Students will be given the opportunity to rotate through at least four sub-specialty and general radiology services where they will become acquainted with technical skills and interpretive practices. Toward the end of each week, the students will participate as residents in the performance and interpretation of procedures under direct supervision of responsible faculty members. They will attend departmental conferences for residents and students. Some flexibility as to the sub-specialty rotation will be coordinated with the student's special interests. Opportunities will be available in the general reading areas as well as sub-specialty areas in Angiography, Computed Tomography, Ultrasound, Nuclear Medicine, and Magnetic Resonance Imaging. Students are to participate on a full- time basis and will be responsible for night and weekend on-duty call with the radiology resident.
This elective well expose the student to the care of oncology patients. The elective offers experience in complete patient work-ups, rounds, and conferences.
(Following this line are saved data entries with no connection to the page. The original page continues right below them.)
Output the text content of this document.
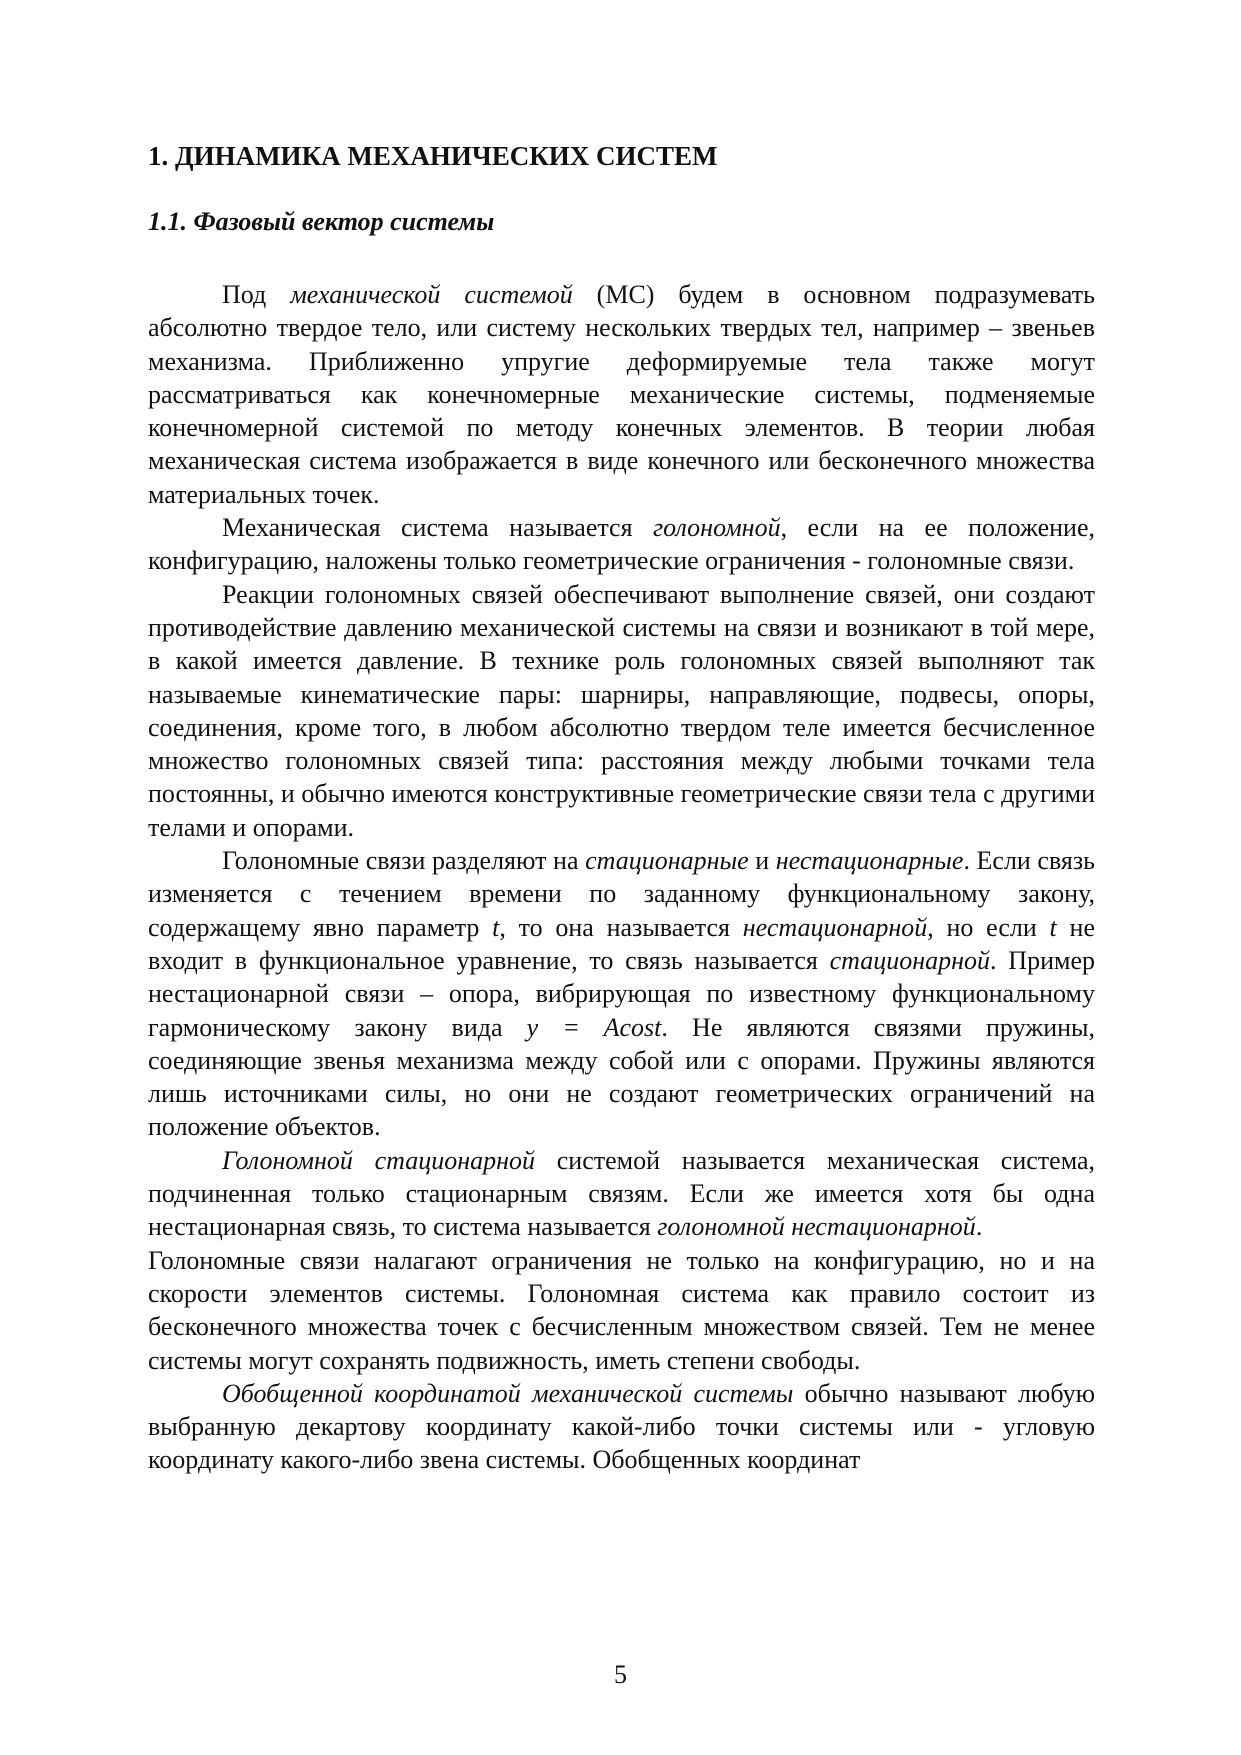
1. ДИНАМИКА МЕХАНИЧЕСКИХ СИСТЕМ
1.1. Фазовый вектор системы

Под механической системой (МС) будем в основном подразумевать абсолютно твердое тело, или систему нескольких твердых тел, например – звеньев механизма. Приближенно упругие деформируемые тела также могут рассматриваться как конечномерные механические системы, подменяемые конечномерной системой по методу конечных элементов. В теории любая механическая система изображается в виде конечного или бесконечного множества материальных точек.

Механическая система называется голономной, если на ее положение, конфигурацию, наложены только геометрические ограничения - голономные связи.

Реакции голономных связей обеспечивают выполнение связей, они создают противодействие давлению механической системы на связи и возникают в той мере, в какой имеется давление. В технике роль голономных связей выполняют так называемые кинематические пары: шарниры, направляющие, подвесы, опоры, соединения, кроме того, в любом абсолютно твердом теле имеется бесчисленное множество голономных связей типа: расстояния между любыми точками тела постоянны, и обычно имеются конструктивные геометрические связи тела с другими телами и опорами.

Голономные связи разделяют на стационарные и нестационарные. Если связь изменяется с течением времени по заданному функциональному закону, содержащему явно параметр t, то она называется нестационарной, но если t не входит в функциональное уравнение, то связь называется стационарной. Пример нестационарной связи – опора, вибрирующая по известному функциональному гармоническому закону вида y = Acost. Не являются связями пружины, соединяющие звенья механизма между собой или с опорами. Пружины являются лишь источниками силы, но они не создают геометрических ограничений на положение объектов.

Голономной стационарной системой называется механическая система, подчиненная только стационарным связям. Если же имеется хотя бы одна нестационарная связь, то система называется голономной нестационарной.

Голономные связи налагают ограничения не только на конфигурацию, но и на скорости элементов системы. Голономная система как правило состоит из бесконечного множества точек с бесчисленным множеством связей. Тем не менее системы могут сохранять подвижность, иметь степени свободы.

Обобщенной координатой механической системы обычно называют любую выбранную декартову координату какой-либо точки системы или - угловую координату какого-либо звена системы. Обобщенных координат

5
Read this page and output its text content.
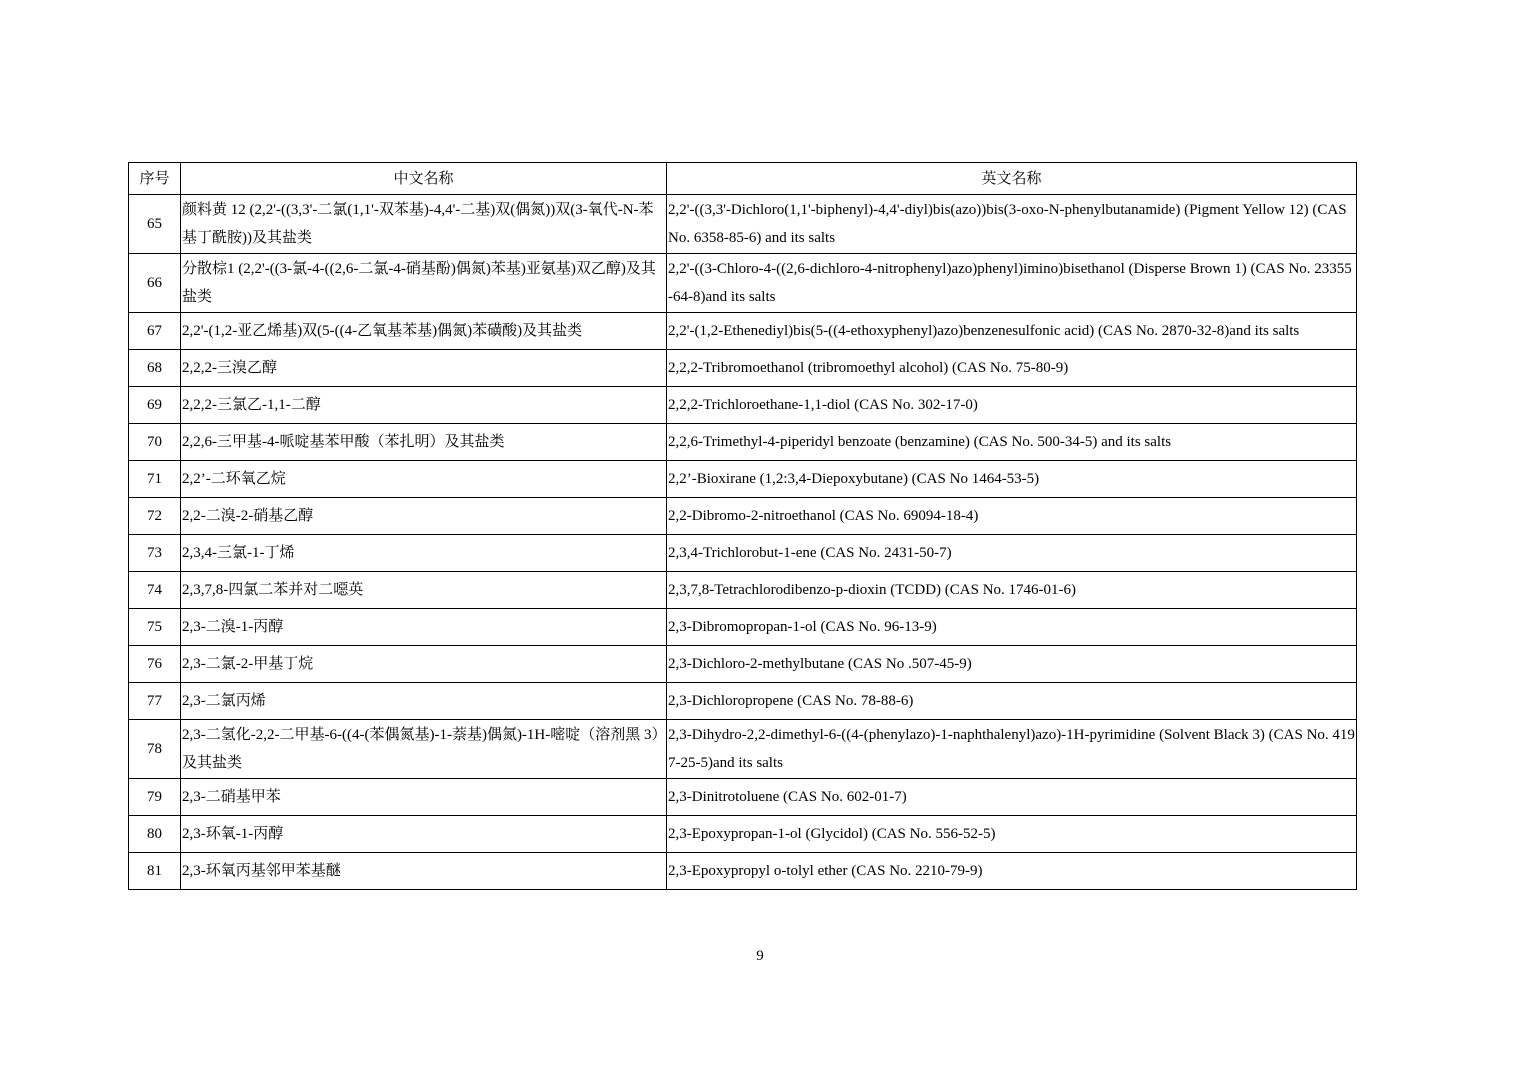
序号	中文名称	英文名称
65	颜料黄 12 (2,2'-((3,3'-二氯(1,1'-双苯基)-4,4'-二基)双(偶氮))双(3-氧代-N-苯基丁酰胺))及其盐类	2,2'-((3,3'-Dichloro(1,1'-biphenyl)-4,4'-diyl)bis(azo))bis(3-oxo-N-phenylbutanamide) (Pigment Yellow 12) (CAS No. 6358-85-6) and its salts
66	分散棕1 (2,2'-((3-氯-4-((2,6-二氯-4-硝基酚)偶氮)苯基)亚氨基)双乙醇)及其盐类	2,2'-((3-Chloro-4-((2,6-dichloro-4-nitrophenyl)azo)phenyl)imino)bisethanol (Disperse Brown 1) (CAS No. 23355-64-8)and its salts
67	2,2'-(1,2-亚乙烯基)双(5-((4-乙氧基苯基)偶氮)苯磺酸)及其盐类	2,2'-(1,2-Ethenediyl)bis(5-((4-ethoxyphenyl)azo)benzenesulfonic acid) (CAS No. 2870-32-8)and its salts
68	2,2,2-三溴乙醇	2,2,2-Tribromoethanol (tribromoethyl alcohol) (CAS No. 75-80-9)
69	2,2,2-三氯乙-1,1-二醇	2,2,2-Trichloroethane-1,1-diol (CAS No. 302-17-0)
70	2,2,6-三甲基-4-哌啶基苯甲酸（苯扎明）及其盐类	2,2,6-Trimethyl-4-piperidyl benzoate (benzamine) (CAS No. 500-34-5) and its salts
71	2,2’-二环氧乙烷	2,2’-Bioxirane (1,2:3,4-Diepoxybutane) (CAS No 1464-53-5)
72	2,2-二溴-2-硝基乙醇	2,2-Dibromo-2-nitroethanol (CAS No. 69094-18-4)
73	2,3,4-三氯-1-丁烯	2,3,4-Trichlorobut-1-ene (CAS No. 2431-50-7)
74	2,3,7,8-四氯二苯并对二噁英	2,3,7,8-Tetrachlorodibenzo-p-dioxin (TCDD) (CAS No. 1746-01-6)
75	2,3-二溴-1-丙醇	2,3-Dibromopropan-1-ol (CAS No. 96-13-9)
76	2,3-二氯-2-甲基丁烷	2,3-Dichloro-2-methylbutane (CAS No .507-45-9)
77	2,3-二氯丙烯	2,3-Dichloropropene (CAS No. 78-88-6)
78	2,3-二氢化-2,2-二甲基-6-((4-(苯偶氮基)-1-萘基)偶氮)-1H-嘧啶（溶剂黑 3）及其盐类	2,3-Dihydro-2,2-dimethyl-6-((4-(phenylazo)-1-naphthalenyl)azo)-1H-pyrimidine (Solvent Black 3) (CAS No. 4197-25-5)and its salts
79	2,3-二硝基甲苯	2,3-Dinitrotoluene (CAS No. 602-01-7)
80	2,3-环氧-1-丙醇	2,3-Epoxypropan-1-ol (Glycidol) (CAS No. 556-52-5)
81	2,3-环氧丙基邻甲苯基醚	2,3-Epoxypropyl o-tolyl ether (CAS No. 2210-79-9)
9
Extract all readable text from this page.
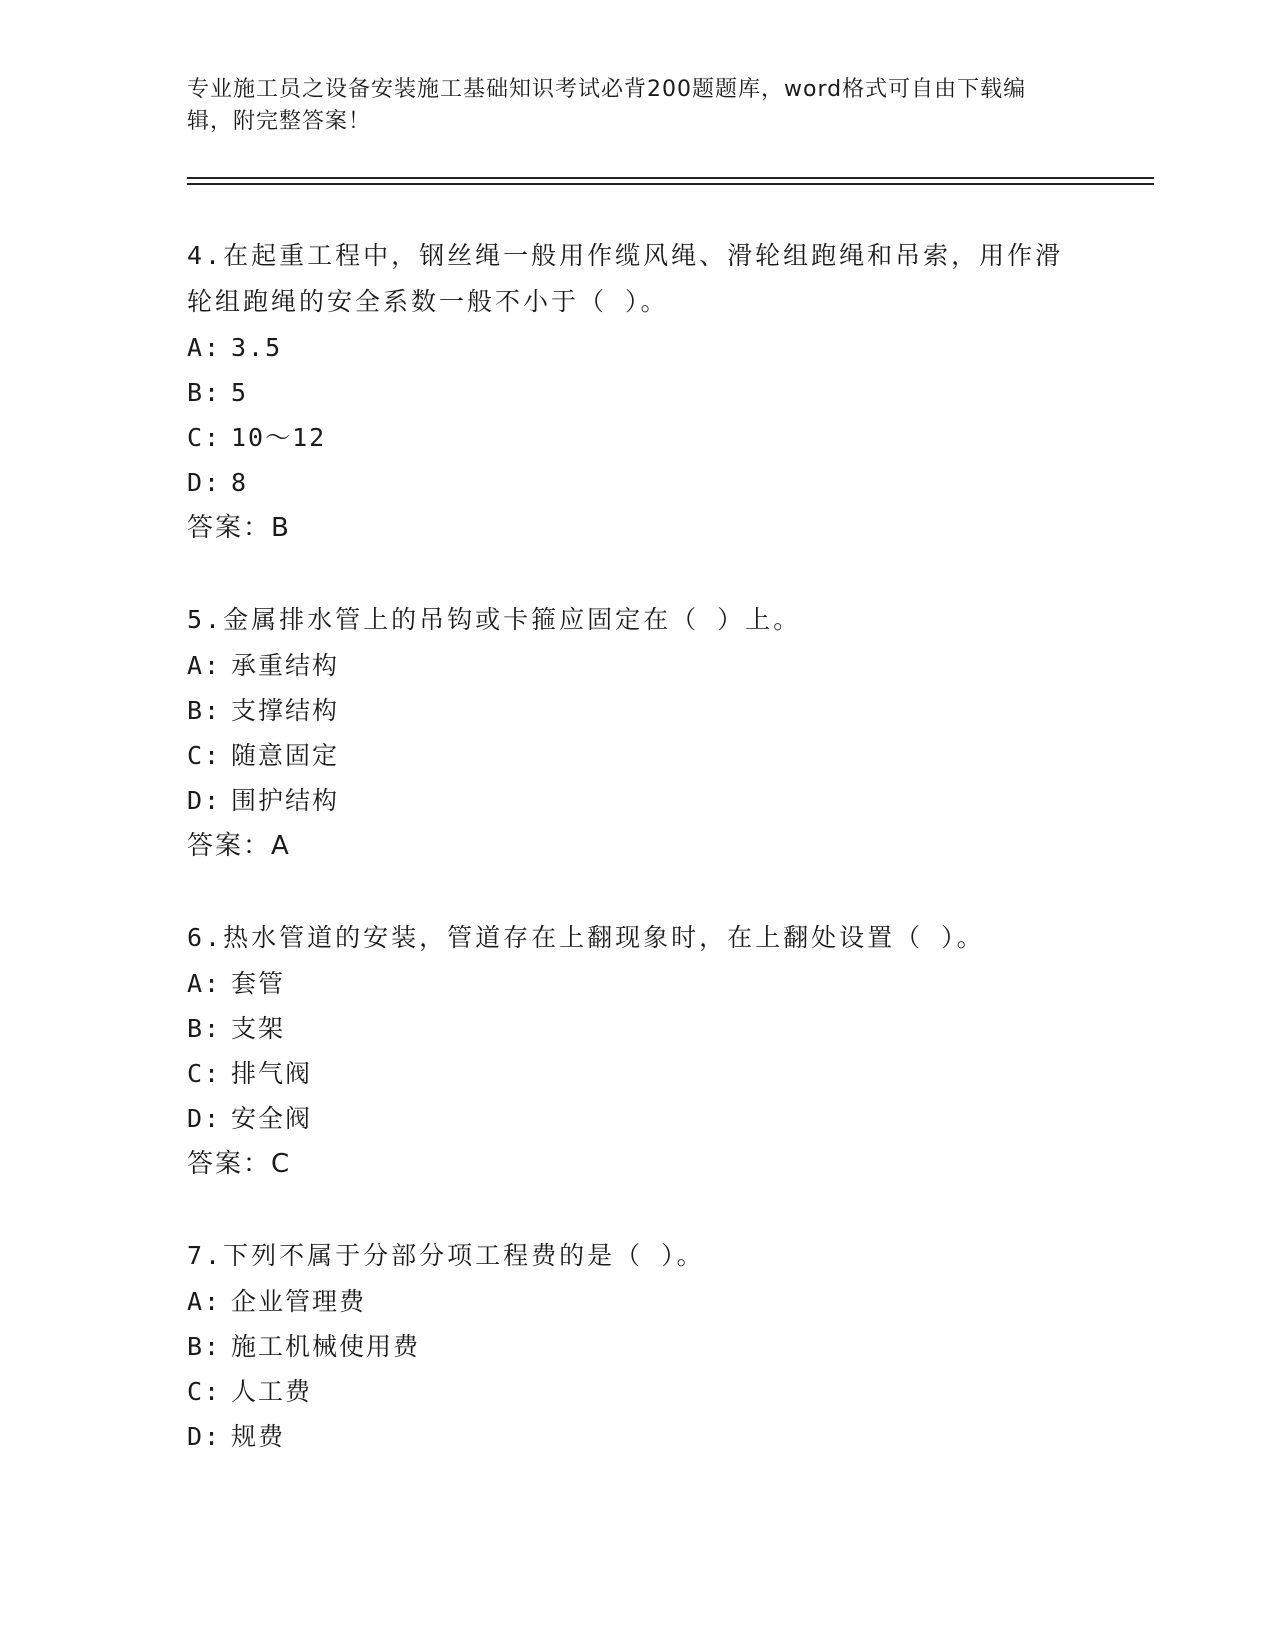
专业施工员之设备安装施工基础知识考试必背200题题库，word格式可自由下载编辑，附完整答案！

4.在起重工程中，钢丝绳一般用作缆风绳、滑轮组跑绳和吊索，用作滑轮组跑绳的安全系数一般不小于（ ）。

A: 3.5

B: 5

C: 10～12

D: 8

答案：B

5.金属排水管上的吊钩或卡箍应固定在（ ）上。

A: 承重结构

B: 支撑结构

C: 随意固定

D: 围护结构

答案：A

6.热水管道的安装，管道存在上翻现象时，在上翻处设置（ ）。

A: 套管

B: 支架

C: 排气阀

D: 安全阀

答案：C

7.下列不属于分部分项工程费的是（ ）。

A: 企业管理费

B: 施工机械使用费

C: 人工费

D: 规费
The student should develop a knowledge of: (1) modes of presentation and natural history of human neoplasms, (2) multidisciplinary anti-tumor therapy (with emphasis on the primary principles of radiation therapy), (3) emotional and nutritional aspects of neoplastic diseases, and (4) newer advances in basic and clinical cancer research. The student will be exposed to patients from a variety of disciplines and should grasp the fundamentals of (1) methods of early detection, (2) recognition of curable cancers, (3) recognition of treatable cancers and palliative care, (4) oncologic emergencies and awareness of the major complications of each, and (5) specific techniques in physical diagnosis in each of these disciplines.
The rotation includes active participation in all pediatric radiology activities - film interpretation, special procedures and imaging modalities, active participation in the nursery and pediatric conferences, consultations with pediatric surgery, and attendance at the Pediatric Radiology Conference and Grand Rounds. Reviewing the pediatric teaching file and CD-ROM images in the Radiology Department will be encouraged.
To be prepared by the student in conjunction with the Course Director and approved by the Vice Dean before course can be added to schedule. This course is designed to offer students and faculty/clinical faculty an opportunity to develop electives which are not offered in the Elective Manual. Such an elective may be made permanent and printed in the next edition of the Elective Manual at the request of the Course Director and with the approval of the Curriculum Committee. At the discretion of the Vice Dean, this elective may count as the required "in-house" elective.